Changes in treatment are coming so fast that several medical groups on Wednesday took an unusual step: posting preliminary online treatment guidelines that will evolve as more medications become available.
Those medications could soon eliminate the need for interferon injections for most patients. They also are expected to make treatment faster, easier and more effective than older regimens, which last at least six months and succeed about 75% of the time, experts say.
"The ideal would be a single pill once a day, for eight or 12 weeks, with success rates of greater than 90%," says Donald Jensen, a liver disease specialist from the University of Chicago and co-chair of the committee behind the guidelines posted at HCVguidelines.org by the American Association for the Study of Liver Diseases, the Infectious Diseases Society of America and the International Antiviral Society-USA.
While single-pill therapies are not yet available and the FDA has not yet approved an interferon-free regimen for the majority of patients, the experts say doctors can combine drugs on the market to get faster, easier, more effective treatment for many patients who need care now. In some cases, that will mean using combinations not explicitly approved by the FDA — including the interferon-free cocktail Billeris is using. The guidelines say it is an option for hepatitis C patients with genotype 1 (the most common strain) who can't tolerate interferon or have certain conditions, including depression.
The guidelines don't carry the same weight as those that go through formal reviews to be published in medical journals, "but we are saying that if these were our patients, this is how we would handle them," says committee co-chair David Thomas, a liver specialist at Johns Hopkins School of Medicine, Baltimore.

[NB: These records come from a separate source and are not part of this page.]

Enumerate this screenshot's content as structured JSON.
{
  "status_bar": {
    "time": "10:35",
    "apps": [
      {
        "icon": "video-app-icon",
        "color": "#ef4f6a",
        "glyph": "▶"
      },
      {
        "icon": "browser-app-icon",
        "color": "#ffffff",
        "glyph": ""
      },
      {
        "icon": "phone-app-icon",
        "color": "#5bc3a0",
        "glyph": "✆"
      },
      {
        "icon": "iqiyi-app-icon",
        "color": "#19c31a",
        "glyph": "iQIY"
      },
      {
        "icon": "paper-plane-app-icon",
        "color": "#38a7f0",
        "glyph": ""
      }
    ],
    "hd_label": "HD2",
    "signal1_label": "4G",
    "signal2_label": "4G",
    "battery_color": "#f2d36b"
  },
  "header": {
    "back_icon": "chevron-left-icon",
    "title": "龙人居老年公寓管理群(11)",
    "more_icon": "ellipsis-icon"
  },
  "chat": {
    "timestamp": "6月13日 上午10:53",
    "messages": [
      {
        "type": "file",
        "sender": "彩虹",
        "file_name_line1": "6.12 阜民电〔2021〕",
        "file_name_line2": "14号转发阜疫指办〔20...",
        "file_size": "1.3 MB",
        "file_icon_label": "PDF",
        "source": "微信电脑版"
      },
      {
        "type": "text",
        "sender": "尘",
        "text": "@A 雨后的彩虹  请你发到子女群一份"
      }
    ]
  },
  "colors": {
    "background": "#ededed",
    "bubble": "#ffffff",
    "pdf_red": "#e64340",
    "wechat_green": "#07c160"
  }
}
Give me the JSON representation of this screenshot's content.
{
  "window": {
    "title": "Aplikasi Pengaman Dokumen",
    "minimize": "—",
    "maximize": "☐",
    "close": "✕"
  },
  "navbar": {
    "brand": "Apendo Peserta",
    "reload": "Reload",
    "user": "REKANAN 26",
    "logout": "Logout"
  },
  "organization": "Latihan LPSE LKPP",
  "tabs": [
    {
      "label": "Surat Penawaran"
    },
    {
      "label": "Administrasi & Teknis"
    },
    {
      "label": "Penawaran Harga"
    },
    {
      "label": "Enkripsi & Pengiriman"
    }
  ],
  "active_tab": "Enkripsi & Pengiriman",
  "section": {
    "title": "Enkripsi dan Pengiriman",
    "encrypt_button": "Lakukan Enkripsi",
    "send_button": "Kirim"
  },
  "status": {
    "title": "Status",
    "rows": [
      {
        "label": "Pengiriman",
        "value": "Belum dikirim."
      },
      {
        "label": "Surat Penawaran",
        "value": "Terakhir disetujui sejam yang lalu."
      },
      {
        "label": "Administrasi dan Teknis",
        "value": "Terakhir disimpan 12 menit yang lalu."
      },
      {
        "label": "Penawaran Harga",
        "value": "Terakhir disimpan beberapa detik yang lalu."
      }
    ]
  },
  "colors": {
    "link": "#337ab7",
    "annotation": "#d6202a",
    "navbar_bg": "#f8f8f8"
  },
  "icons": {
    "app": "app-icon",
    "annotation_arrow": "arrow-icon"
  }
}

The guidelines will be "enormously valuable" in convincing more insurers to cover the very expensive emerging treatments, says Douglas Dieterich, a liver specialist at Mount Sinai Hospital, New York. He says some have been refusing to pay for the combination of sofosbuvir, which costs $84,000 for 12 weeks, and simeprevir, which costs $66,000 for 12 weeks, according to manufacturers.
The prices for the new drugs, especially, sofosbuvir, at $1,000 a pill, also have drawn criticism from patient advocates who say high prices will limit access in the USA and worldwide.
"Gilead is exploiting the fact that this is essentially a cure for a deadly disease," says Michael Weinstein, president of the AIDS Healthcare Foundation.
Gilead believes the price of sofosbuvir "is fair, based on the value it represents" to patients, company president John Milligan said in a statement. Most private insurers are covering the drug in FDA-approved combinations, he says, and the company is working with Medicaid and Medicare to set terms for access under those plans. The company also has an assistance plan for uninsured patients and those who need help with co-pays.
The new expert guidelines "are not designed to address cost," Jensen says. "Our recommendations are based on what we think is best for patients."
The new guidelines also do not say which patients doctors should treat now and which patients can wait — a crucial issue since hepatitis C can cause varying degrees of harm and take decades to cause symptoms. A future version will address that issue, Thomas says.
Many people don't even know they have the infection. But the federal Centers for Disease Control and Prevention says it is so common among Baby Boomers that everyone born between 1945 and 1965 should be tested. The virus spreads through shared needles, birth and, sometimes, sex. About 5% of people with chronic infections eventually die of cancer or cirrhosis, the CDC says.
Getting tested is especially crucial now, Thomas says. "All the major advances in treatment are insignificant if a person doesn't even know they have the infection."
Of course, those advances in treatment still need to pass the test of real-world use — a test that some previous medical advances have failed. Billeris, for one, says, "I'm not optimistic — but I am hopeful."